A-Propos

Pièces de théâtre inspirées par un événement récent

C’est la qualification que l’on donne à certaines pièces, généralement de courtes dimensions, qui sont inspirées par un événement récent et qui cherchent à satisfaire la curiosité publique mise en éveil par un grand fait politique, un crime monstrueux, le gain d’une bataille, une découverte intéressante ou tout autre incident, burlesque ou curieux, qui attire l’attention générale. Ce n’est pas aujourd’hui que le public se montre friand de pièces de ce genre. Dès 1662, les bonnes fortunes d’un laquais don Juan nommé Champagne, inspiraient à un auteur du nom de Bouchet une facétie intitulée Champagne coiffeur, qui fut jouée avec succès. En 1680, à l’époque où les médecins prescrivaient pour toutes sortes de maladies l’emploi du quinquina, la Comédie-Italienne représenta une petite pièce anonyme qui avait pour titre le Remède anglais ou Arlequin prince de Quinquina.

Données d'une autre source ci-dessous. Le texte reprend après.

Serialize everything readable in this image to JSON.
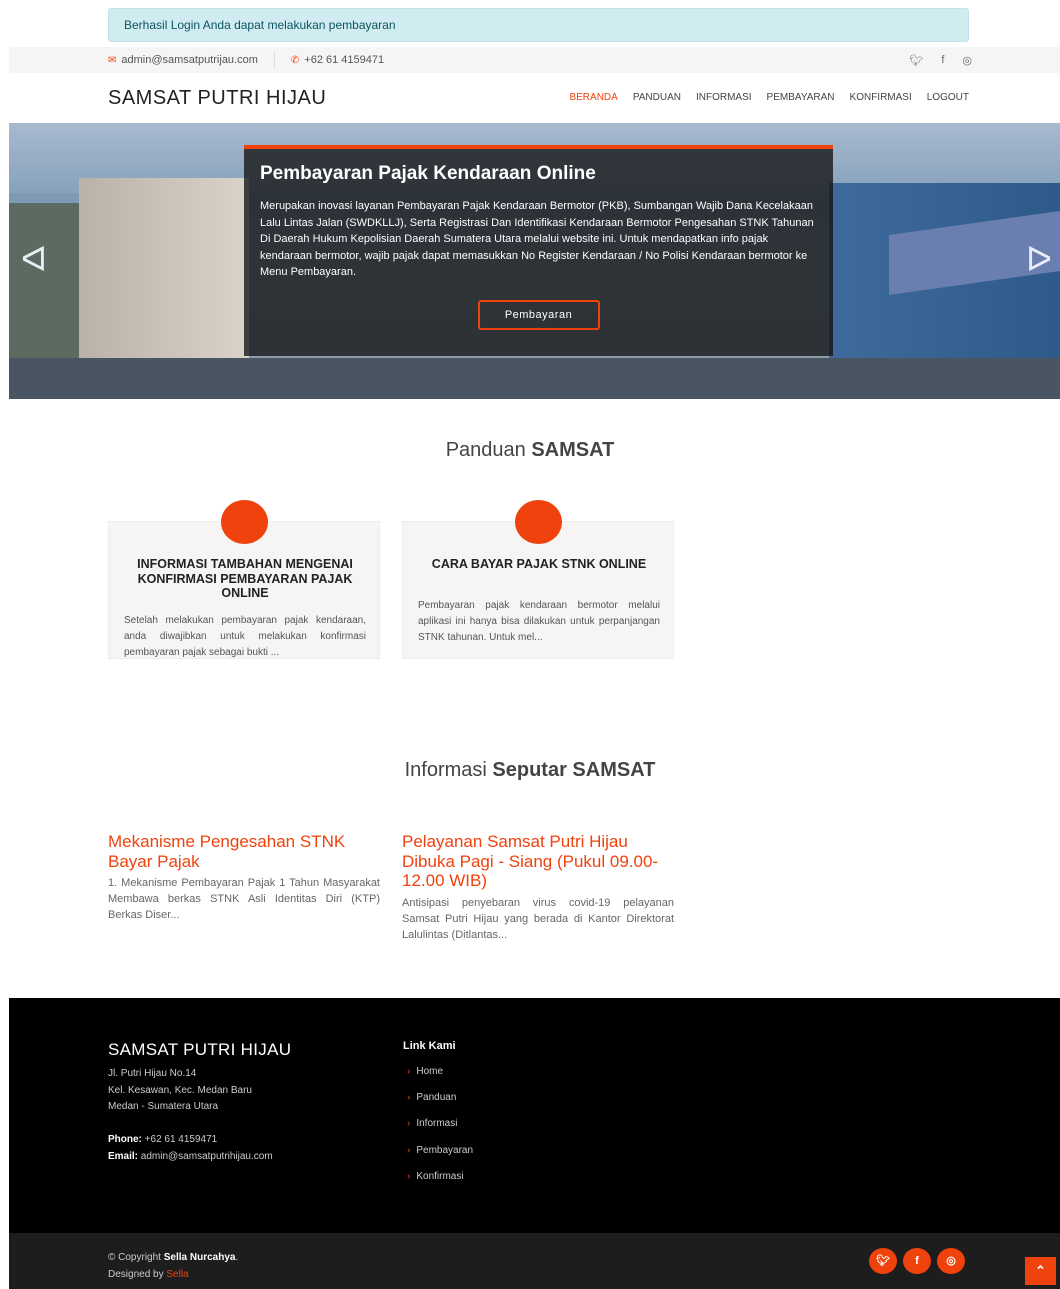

L’année suivante, Paris ayant été mis tout en l’air par l’apparition d’une comète, Fontenelle donna à la Comédie-Française un à propos intitulé la Comète.

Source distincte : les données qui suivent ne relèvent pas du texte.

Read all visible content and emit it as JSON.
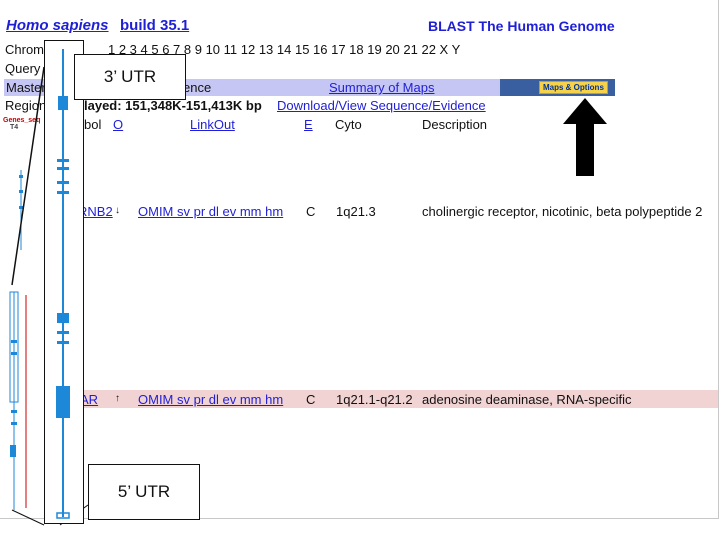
{
  "header": {
    "species": "Homo sapiens",
    "build": "build 35.1",
    "blast_link": "BLAST The Human Genome"
  },
  "rows": {
    "chrom_label": "Chrom",
    "chrom_list": "1 2 3 4 5 6 7 8 9 10 11 12 13 14 15 16 17 18 19 20 21 22 X Y",
    "query_label": "Query",
    "master_label": "Master",
    "master_tail": "ence",
    "summary_link": "Summary of Maps",
    "maps_options": "Maps & Options",
    "region_label": "Region",
    "region_text": "layed: 151,348K-151,413K bp",
    "download_link": "Download/View Sequence/Evidence",
    "genes_mini": "Genes_seq",
    "genes_mini_sub": "T4",
    "col_symbol": "bol",
    "col_o": "O",
    "col_linkout": "LinkOut",
    "col_e": "E",
    "col_cyto": "Cyto",
    "col_description": "Description"
  },
  "genes": [
    {
      "symbol": "RNB2",
      "arrow": "↓",
      "linkout": "OMIM sv pr dl ev mm hm",
      "evidence": "C",
      "cyto": "1q21.3",
      "description": "cholinergic receptor, nicotinic, beta polypeptide 2",
      "highlight": false
    },
    {
      "symbol": "AR",
      "arrow": "↑",
      "linkout": "OMIM sv pr dl ev mm hm",
      "evidence": "C",
      "cyto": "1q21.1-q21.2",
      "description": "adenosine deaminase, RNA-specific",
      "highlight": true
    }
  ],
  "callouts": {
    "top": "3’ UTR",
    "bottom": "5’ UTR"
  },
  "colors": {
    "link": "#1f1fd6",
    "header_band": "#c6c6f5",
    "pink_band": "#f1d3d3",
    "gene_blue": "#1e88d8",
    "callout_red": "#cc0000"
  }
}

En 1683, la Comédie-Italienne offrit à son public une sorte de parodie intitulée Persée cuisinier, dont le héros était le fameux chanteur Dumény, qui venait d’obtenir un grand succès à l’Opéra dans le Persée de Lully, et, qui avant d’aborder victorieusement la scène, avait été cuisinier de M. de Foucault, intendant de Montauban, Le 24 octobre 1714, Dancourt donnait à la Comédie-Française une petite comédie intitulée le Vert-Galant, dont le souvenir n’était point consacré à Henri IV, comme on pourrait le croire, mais qui tirait son origine d’un fait divers qui amusait les Parisiens, et qui consistait en ceci qu’un teinturier ayant surpris sa femme en conversation amoureuse, avait fait saisir le galant et s’était donné la satisfaction de le teindre dans une de ses chaudières.

Enfin, parmi les à propos célèbres de ce temps (bien qu’on ne les qualifiât pas encore ainsi), il faut surtout citer une pièce en trois actes que Legrand fit jouer à la Comédie-Française sous le titre de Cartouche, et dont le Léris parle en ces termes : « C’est une de ses pièces qu’on doit regarder comme un vaudeville sur un événement nouveau et singulier : à la première représentation, le 21 octobre 1721, l’impatience fut si grande que les acteurs ne purent achever la première scène de la comédie d’Ésope à la cour qu’on devait jouer d’abord ; il fallut l’interrompre, et céder aux cris tumultueux du parterre qui demandait Cartouche.

Cette comédie avait été composée avant la prise de Cartouche, sous le titre des Voleurs ou de l’Homme imprenable ; mais elle ne fut pas jouée alors et dans cet état : celle-ci eut treize représentations, dont la dernière se fit le 11 novembre, et ce fameux voleur fut exécuté le 20 suivant. » A l’époque de la révolution, si fertile en incidents dramatiques, en faits intéressant la nation entière, les à-propos surgissaient de tous côtés, sur tous les théâtres, inspirés soit par l’assassinat des plénipotentiaires français à Rastadt, soit par le siège de Lille, soit par la prise de Toulon, soit par la mort héroïque du jeune Barra, soit par tout autre événement du même genre ; mais ils prenaient généralement alors le nom de fait historique. Depuis lors, il ne se passe guère de fait un peu saillant sans qu’il soit presque aussitôt porté sur nos théâtres à l’aide d’un ou de plusieurs à-propos.

Dictionnaire pittoresque et historique du théâtre d ‘Arthur Pougin, 1885.